Für weniger Wirbel sorgt jeweils die Auslosung der Frauen, wo sich die Organisatoren bei der Erstellung der Setzliste an die Weltrangliste halten. Allerdings könnte s bereits in den Achtelfinals zur Neuauflage des Finals aus dem Vorjahr zwischen Angelique Kerber und Serena Williams kommen. Wenig Losglück hatte Belinda Bencic (WTA 13), die als Anwärterin auf den Turniersieg gilt. Sie trifft in der Startrunde auf die Russin Anastasia Pavlyuchenkova (WTA 45). Geht es nach Papierform heisst ihre Gegnerin in der dritten Runde Donna Vekic (WTA 22). Bereits in den Achtelfinals käme es zum Duell mit der Australierin Ashleigh Barty (WTA 1), die in Paris ihren ersten Grand-Slam-Titel feiert und in Wimbledon als Favoritin gilt.

Belinda Bencic ist in Wimbledon kein Losglück beschieden.

Belinda Bencic ist in Wimbledon kein Losglück beschieden.

Mit Belinda Bencic (WTA 13), Viktorija Golubic (WTA 83), Jil Teichmann (91), Timea Bacsinszky (WTA 93) und Stefanie Vögele (WTA 100) stehen erstmals überhaupt fünf Schweizerinnen im Hauptfeld von Wimbledon. Bei einem Grand-Slam-Turnier gab es das letztmals 2002 bei den US Open mit Martina Hingis, Patty Schnyder, Marie-Gaïané Mikaelian, Emmanuelle Gagliardi und Myriam Casanova. Die Hoffnungen ruhen indes auf den Schultern von Belinda Bencic, die an Position 13 gesetzt ist und als Anwärterin auf den Sieg zählt.
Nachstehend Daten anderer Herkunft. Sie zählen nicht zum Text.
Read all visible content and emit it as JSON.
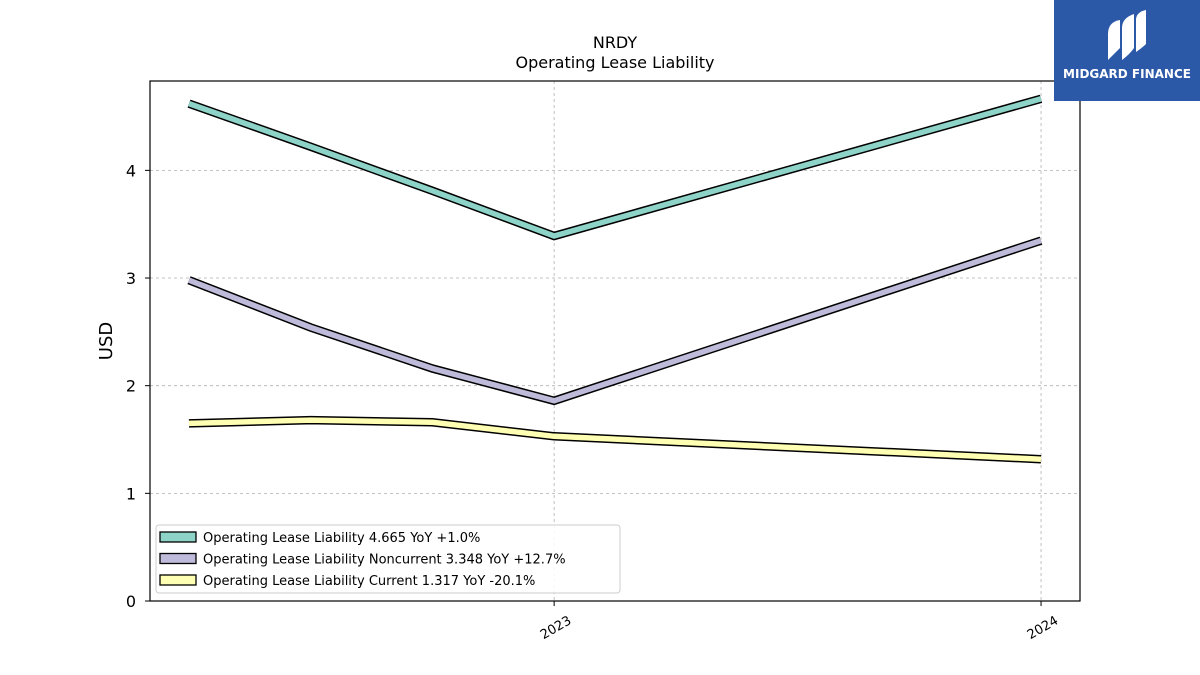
{
  "brand": {
    "name": "MIDGARD FINANCE",
    "color": "#2c58a8",
    "icon": "midgard-logo-icon"
  },
  "chart_data": {
    "type": "line",
    "title": "NRDY",
    "subtitle": "Operating Lease Liability",
    "xlabel": "",
    "ylabel": "USD",
    "ylim": [
      0,
      4.83
    ],
    "yticks": [
      0,
      1,
      2,
      3,
      4
    ],
    "xlim": [
      2022.17,
      2024.08
    ],
    "xticks": [
      {
        "value": 2023,
        "label": "2023"
      },
      {
        "value": 2024,
        "label": "2024"
      }
    ],
    "grid": true,
    "legend_position": "lower-left",
    "series": [
      {
        "name": "Operating Lease Liability  4.665 YoY +1.0%",
        "color": "#8dd3c7",
        "x": [
          2022.25,
          2022.5,
          2022.75,
          2023.0,
          2024.0
        ],
        "values": [
          4.62,
          4.22,
          3.81,
          3.39,
          4.665
        ]
      },
      {
        "name": "Operating Lease Liability Noncurrent  3.348 YoY +12.7%",
        "color": "#bebada",
        "x": [
          2022.25,
          2022.5,
          2022.75,
          2023.0,
          2024.0
        ],
        "values": [
          2.98,
          2.54,
          2.16,
          1.86,
          3.348
        ]
      },
      {
        "name": "Operating Lease Liability Current  1.317 YoY -20.1%",
        "color": "#ffffb3",
        "x": [
          2022.25,
          2022.5,
          2022.75,
          2023.0,
          2024.0
        ],
        "values": [
          1.65,
          1.68,
          1.66,
          1.53,
          1.317
        ]
      }
    ]
  }
}
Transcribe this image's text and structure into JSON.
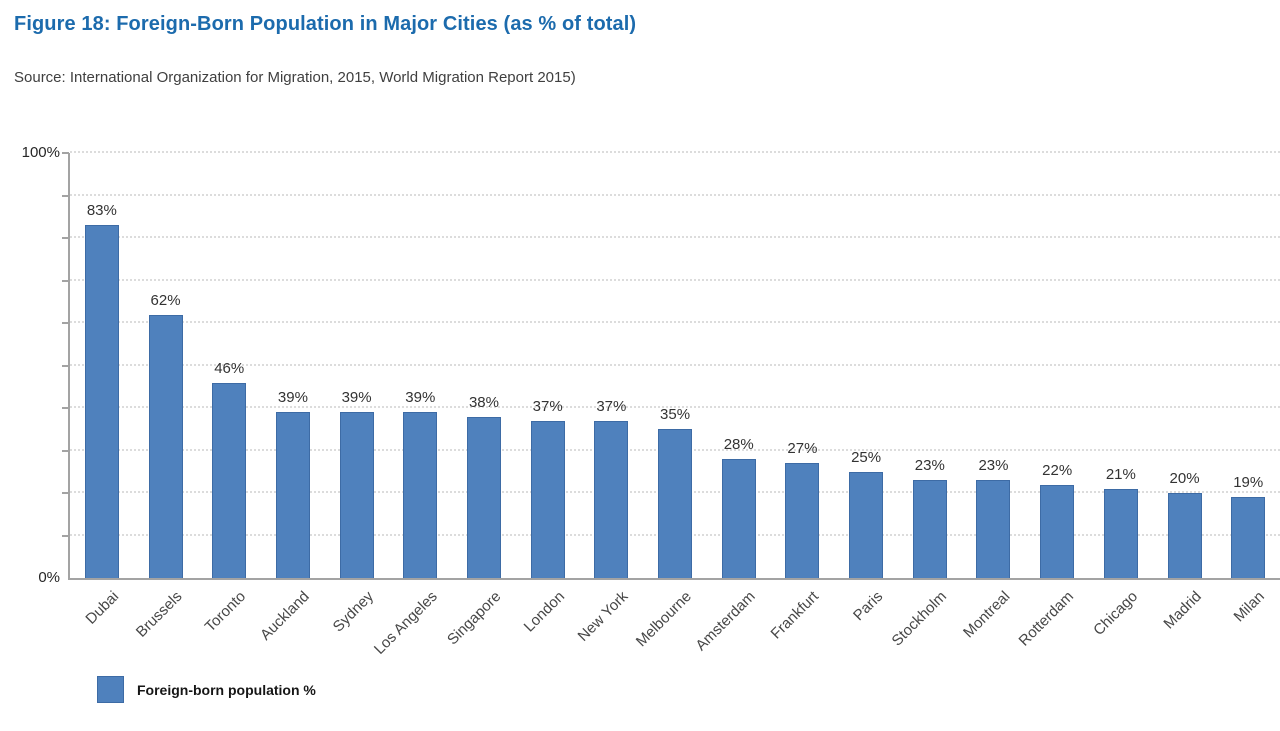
{
  "header": {
    "title": "Figure 18: Foreign-Born Population in Major Cities (as % of total)",
    "source": "Source: International Organization for Migration, 2015, World Migration Report 2015)"
  },
  "chart_data": {
    "type": "bar",
    "title": "Foreign-Born Population in Major Cities (as % of total)",
    "categories": [
      "Dubai",
      "Brussels",
      "Toronto",
      "Auckland",
      "Sydney",
      "Los Angeles",
      "Singapore",
      "London",
      "New York",
      "Melbourne",
      "Amsterdam",
      "Frankfurt",
      "Paris",
      "Stockholm",
      "Montreal",
      "Rotterdam",
      "Chicago",
      "Madrid",
      "Milan"
    ],
    "values": [
      83,
      62,
      46,
      39,
      39,
      39,
      38,
      37,
      37,
      35,
      28,
      27,
      25,
      23,
      23,
      22,
      21,
      20,
      19
    ],
    "value_labels": [
      "83%",
      "62%",
      "46%",
      "39%",
      "39%",
      "39%",
      "38%",
      "37%",
      "37%",
      "35%",
      "28%",
      "27%",
      "25%",
      "23%",
      "23%",
      "22%",
      "21%",
      "20%",
      "19%"
    ],
    "xlabel": "",
    "ylabel": "",
    "ylim": [
      0,
      100
    ],
    "ymax_label": "100%",
    "ymin_label": "0%",
    "gridline_step": 10,
    "grid": "horizontal-dotted",
    "legend_position": "bottom-left",
    "legend": [
      {
        "label": "Foreign-born population %",
        "color": "#4f81bd"
      }
    ]
  },
  "colors": {
    "title": "#1c6bad",
    "bar": "#4f81bd",
    "bar_border": "#3d6ba5",
    "axis": "#a3a3a3",
    "gridline": "#dcdcdc",
    "text": "#333333"
  }
}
Gelingt Stefanie Vögele (29, WTA 100) im neunten Anlauf im Hauptfeld von Wimbledon gegen die Estin Kaia Kanepi (34, WTA 72) der erste Sieg, würde sie in der zweiten Runde auf Bencic treffen. Viktorija Golubic trifft auf die Polin Iga Swiatek (18, WTA 83), die im Vorjahr bei den Juniorinnen triumphiert hat. Jil Teichmann gibt gegen die Russin Anastasia Potapova (18, WTA 71) ihr Wimbledon-Debüt, Timea Bacsinzsky trifft auf die Amerikanerin Sloane Stephens (26, WTA 9). Doch das alles sind Spielereien. Und die Auslosung eine Suppe, die heisser gekocht, als dass sie am Ende gelöffelt wird.